Public flows should be read as website, browser, demo, or CMS-layer experiences unless a production control is documented.
Data posture before enterprise claims.
This route gives buyers, partners, sponsors, investors, and board reviewers one plain-language answer to what the current public site supports: static-site and browser-local demo boundaries, payment-processor handoff, inquiry-routing limits, and the security claims White Noise should not make yet.
Current posture is inspectable, not certified.
The baseline should make a serious reviewer more confident because it narrows the claim. It shows where the public site can be read today, where stronger evidence is still absent, and which information visitors should avoid submitting through demo or public routes.
Payment credentials belong with specialized third-party processors unless a future secure billing system is reviewed.
No current public evidence supports SOC 2, ISO 27001, production CRM, SLA, or audited access-control claims.
Sensitive, regulated, confidential, or customer-identifying information should not be submitted through demo routes.
Static site behavior
- Current public posture
- Several public flows are described as static-site, browser, demo, or CMS-layer experiences rather than production enterprise workflows.
- Do not infer
- A staffed CRM, help desk, production inbox, monitored support queue, or audited routing log.
Browser-stored demo data
- Current public posture
- The Privacy Policy states that current demo experiences may store state locally in the visitor's browser.
- Do not infer
- Server-side retention, account-grade data custody, or a production deletion workflow.
Payments
- Current public posture
- Payment credentials are expected to be handled by third-party processors such as PayPal rather than directly stored by the static site.
- Do not infer
- PCI-level internal billing infrastructure or direct card-data handling maturity.
Third-party dependencies
- Current public posture
- Public dependency materials define classes, current use states, stronger-use gates, and review triggers for hosting, payment, AI tooling, analytics, publishing, intake, account, and Exchange dependencies.
- Do not infer
- Completed vendor security review, procurement maturity, payment compliance, production CRM, service-level records, or resilience proof.

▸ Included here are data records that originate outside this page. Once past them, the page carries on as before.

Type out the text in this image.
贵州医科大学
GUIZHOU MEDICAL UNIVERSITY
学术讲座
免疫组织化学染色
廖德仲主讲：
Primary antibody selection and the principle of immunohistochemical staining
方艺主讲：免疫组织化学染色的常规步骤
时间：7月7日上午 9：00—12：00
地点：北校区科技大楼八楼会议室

Contact and inquiry routing
- Current public posture
- The public site routes inquiry intent and can preserve local/demo context.
- Do not infer
- Security-reviewed intake, formal ticket ownership, service-level commitments, or audited response metrics.
Account and member surfaces
- Current public posture
- Member, portal, CMS, wallet, and Exchange-like surfaces use demo, readiness, or boundary language where applicable.
- Do not infer
- Production identity governance, admin access review, enterprise authorization controls, or live exchange operations.

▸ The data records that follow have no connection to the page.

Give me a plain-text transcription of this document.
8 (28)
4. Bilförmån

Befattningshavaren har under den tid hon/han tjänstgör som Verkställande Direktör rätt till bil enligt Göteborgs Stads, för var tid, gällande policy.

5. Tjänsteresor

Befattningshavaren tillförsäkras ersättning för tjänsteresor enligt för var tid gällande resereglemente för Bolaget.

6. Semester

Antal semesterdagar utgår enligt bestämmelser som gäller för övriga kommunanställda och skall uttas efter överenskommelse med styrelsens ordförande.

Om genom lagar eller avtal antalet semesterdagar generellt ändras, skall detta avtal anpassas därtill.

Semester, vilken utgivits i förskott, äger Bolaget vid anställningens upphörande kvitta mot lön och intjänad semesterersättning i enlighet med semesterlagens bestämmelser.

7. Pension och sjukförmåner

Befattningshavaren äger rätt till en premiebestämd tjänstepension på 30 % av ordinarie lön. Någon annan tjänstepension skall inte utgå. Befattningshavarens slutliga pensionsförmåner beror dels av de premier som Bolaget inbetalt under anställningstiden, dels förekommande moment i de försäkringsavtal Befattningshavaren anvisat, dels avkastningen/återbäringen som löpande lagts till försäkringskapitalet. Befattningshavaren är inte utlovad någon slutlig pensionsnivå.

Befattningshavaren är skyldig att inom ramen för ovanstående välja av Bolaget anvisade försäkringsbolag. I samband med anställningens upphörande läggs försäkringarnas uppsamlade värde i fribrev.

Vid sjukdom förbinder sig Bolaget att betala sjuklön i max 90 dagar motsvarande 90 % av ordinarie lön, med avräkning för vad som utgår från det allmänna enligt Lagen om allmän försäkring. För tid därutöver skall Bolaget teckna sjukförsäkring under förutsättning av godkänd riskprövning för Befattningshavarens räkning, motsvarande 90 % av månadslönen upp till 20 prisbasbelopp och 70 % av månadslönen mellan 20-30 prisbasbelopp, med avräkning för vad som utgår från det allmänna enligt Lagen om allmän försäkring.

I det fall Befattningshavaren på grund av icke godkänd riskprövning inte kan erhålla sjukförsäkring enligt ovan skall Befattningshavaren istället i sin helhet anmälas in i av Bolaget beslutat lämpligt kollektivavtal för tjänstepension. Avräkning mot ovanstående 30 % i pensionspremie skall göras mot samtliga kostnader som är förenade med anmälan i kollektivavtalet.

Until stronger controls are actually implemented, White Noise should keep these rules visible.
- Do not describe browser-local demo workflows as production enterprise intake.
- Do not imply audited security controls, SOC 2 readiness, ISO 27001 readiness, or formal compliance certification without evidence.
- Do not ask visitors to submit sensitive, regulated, or confidential information through demo routes.
- Keep payment credentials inside specialized payment processors unless a future secure billing system is reviewed and documented.
- Keep AI-generated visuals framed as editorial, conceptual, or brand assets unless separate operational evidence exists.
- Update the Privacy Policy and public materials manifest when production data collection materially changes.
The right question is: which data route is live, who owns it, what evidence supports that answer, and what information should not be submitted yet?